Berkeley DB Reference Guide: Building replicated applications

Berkeley DB Reference Guide:
Berkeley DB Replication

Building replicated applications

The simplest way to build a replicated Berkeley DB application is to first build (and debug!) the transactional version of the same application. Then, add a thin replication layer: application initialization must be changed and the application's communication infrastructure must be added.

The application initialization changes are relatively simple. Replication Manager provides a communication infrastructure, but in order to use the Base replication API you must provide your own.

For implementation reasons, all replicated databases must reside in the data directories set from DB_ENV->set_data_dir (or in the default environment home directory, if not using DB_ENV->set_data_dir), rather than in a subdirectory below the specified directory. Care must be taken in applications using relative pathnames and changing working directories after opening the environment. In such applications the replication initialization code may not be able to locate the databases, and applications that change their working directories may need to use absolute pathnames.

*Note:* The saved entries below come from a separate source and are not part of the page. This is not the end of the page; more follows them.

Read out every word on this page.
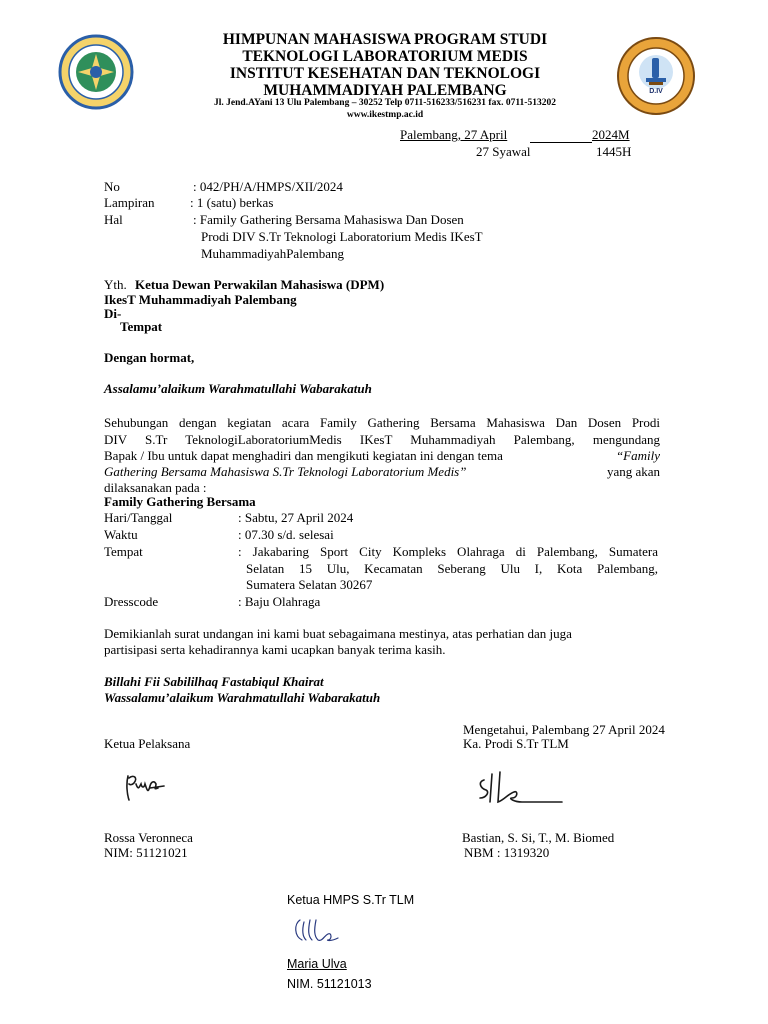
D.IV
HIMPUNAN MAHASISWA PROGRAM STUDI
TEKNOLOGI LABORATORIUM MEDIS
INSTITUT KESEHATAN DAN TEKNOLOGI
MUHAMMADIYAH PALEMBANG
Jl. Jend.AYani 13 Ulu Palembang – 30252 Telp 0711-516233/516231 fax. 0711-513202
www.ikestmp.ac.id
Palembang, 27 April	2024M
27 Syawal	1445H
No	: 042/PH/A/HMPS/XII/2024
Lampiran	: 1 (satu) berkas
Hal	: Family Gathering Bersama Mahasiswa Dan Dosen
Prodi DIV S.Tr Teknologi Laboratorium Medis IKesT
MuhammadiyahPalembang
Yth. Ketua Dewan Perwakilan Mahasiswa (DPM)
IkesT Muhammadiyah Palembang
Di-
Tempat
Dengan hormat,
Assalamu’alaikum Warahmatullahi Wabarakatuh
Sehubungan dengan kegiatan acara Family Gathering Bersama Mahasiswa Dan Dosen Prodi
DIV S.Tr TeknologiLaboratoriumMedis IKesT Muhammadiyah Palembang, mengundang
Bapak / Ibu untuk dapat menghadiri dan mengikuti kegiatan ini dengan tema	“Family
Gathering Bersama Mahasiswa S.Tr Teknologi Laboratorium Medis”	yang akan
dilaksanakan pada :
Family Gathering Bersama
Hari/Tanggal	: Sabtu, 27 April 2024
Waktu	: 07.30 s/d. selesai
Tempat	: Jakabaring Sport City Kompleks Olahraga di Palembang, Sumatera
Selatan 15 Ulu, Kecamatan Seberang Ulu I, Kota Palembang,
Sumatera Selatan 30267
Dresscode	: Baju Olahraga
Demikianlah surat undangan ini kami buat sebagaimana mestinya, atas perhatian dan juga
partisipasi serta kehadirannya kami ucapkan banyak terima kasih.
Billahi Fii Sabililhaq Fastabiqul Khairat
Wassalamu’alaikum Warahmatullahi Wabarakatuh
Mengetahui, Palembang 27 April 2024
Ketua Pelaksana	Ka. Prodi S.Tr TLM
Rossa Veronneca
NIM: 51121021
Bastian, S. Si, T., M. Biomed
NBM : 1319320
Ketua HMPS S.Tr TLM
Maria Ulva
NIM. 51121013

During application initialization, the application performs three additional tasks: first, it must specify the DB_INIT_REP flag when opening its database environment and additionally, a Replication Manager application must also specify the DB_THREAD flag; second, it must provide Berkeley DB information about its communications infrastructure; and third, it must start the Berkeley DB replication system. Generally, a replicated application will do normal Berkeley DB recovery and configuration, exactly like any other transactional application.

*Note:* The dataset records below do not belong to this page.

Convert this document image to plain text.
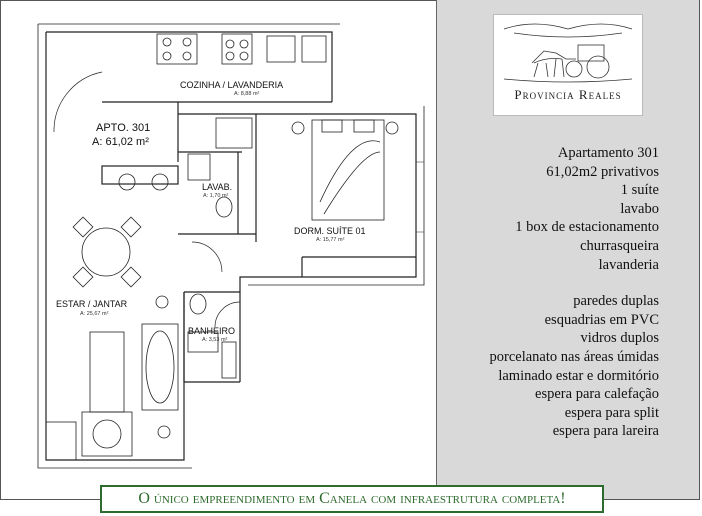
COZINHA / LAVANDERIA
A: 8,88 m²
APTO. 301
A: 61,02 m²
LAVAB.
A: 1,70 m²
DORM. SUÍTE 01
A: 15,77 m²
ESTAR / JANTAR
A: 25,67 m²
BANHEIRO
A: 3,53 m²
Provincia Reales
Apartamento 301
61,02m2 privativos
1 suíte
lavabo
1 box de estacionamento
churrasqueira
lavanderia
paredes duplas
esquadrias em PVC
vidros duplos
porcelanato nas áreas úmidas
laminado estar e dormitório
espera para calefação
espera para split
espera para lareira
O único empreendimento em Canela com infraestrutura completa!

Replication Manager applications configure the built-in communications infrastructure by calling the DB_ENV->repmgr_set_local_site method once and the DB_ENV->repmgr_add_remote_site method zero or more times. Once the environment has been opened, the application starts the replication system by calling the DB_ENV->repmgr_start method.

If using the Base replication API, the application calls the DB_ENV->rep_set_transport method to configure the entry point to its own communications infrastructure, and then it calls the DB_ENV->rep_start method to join or create the replication group.

When starting the replication system, an application has two choices: it may choose the group master site explicitly, or alternatively it may configure all group members as clients and then call for an election, letting the clients select the master from among themselves. Either is correct, and the choice is entirely up to the application.

For an application that uses the Base replication API, the result of calling DB_ENV->rep_start is usually the discovery of a master, or the declaration of the local environment as the master. If a master has not been discovered after a reasonable amount of time, the application should call DB_ENV->rep_elect to call for an election.

Replication Manager applications have these same two choices. But they configure their start-up behavior simply by setting the flags parameter to the DB_ENV->repmgr_start method.

Consider the case of multiple processes or multiple environment handles that modify databases in the replicated environment. All modifications must be done on the master environment. The first process to join or create the master environment must call both the DB_ENV->rep_set_transport method and the DB_ENV->rep_start method. Subsequent replication processes must at least call the DB_ENV->rep_set_transport method. Those processes may call the DB_ENV->rep_start method (as long as they use the same master or client argument). If multiple processes are modifying the master environment there must be a unified communication infrastructure such that messages arriving at clients have a single master ID. Additionally the application must be structured so that all incoming messages are able to be processed by a single DB_ENV handle.

Note that not all processes running in replicated environments need to call DB_ENV->rep_set_transport or DB_ENV->rep_start. Read-only processes running in a master environment do not need to be configured for replication in any way. Processes running in a client environment are read-only by definition, and so do not need to be configured for replication either (although, in the case of clients that may become masters, it is usually simplest to configure for replication on process startup rather than trying to reconfigure when the client becomes a master). Obviously, at least one thread of control on each client must be configured for replication as messages must be passed between the master and the client.

Any site in a replication group may have its own private transactional databases in the environment as well. A site may create a local database by using the DB_TXN_NOT_DURABLE flag to the DB->set_flags. The application must never create a private database with the same name as a database replicated across the entire environment as data corruption can result.

For implementation reasons, all incoming replication messages must be processed using the same DB_ENV handle. It is not required that a single thread of control process all messages, only that all threads of control processing messages use the same handle.

No additional calls are required to shut down a database environment participating in a replication group. The application should shut down the environment in the usual manner, by calling the DB_ENV->close method. For Replication Manager applications, this also terminates all network connections and background processing threads.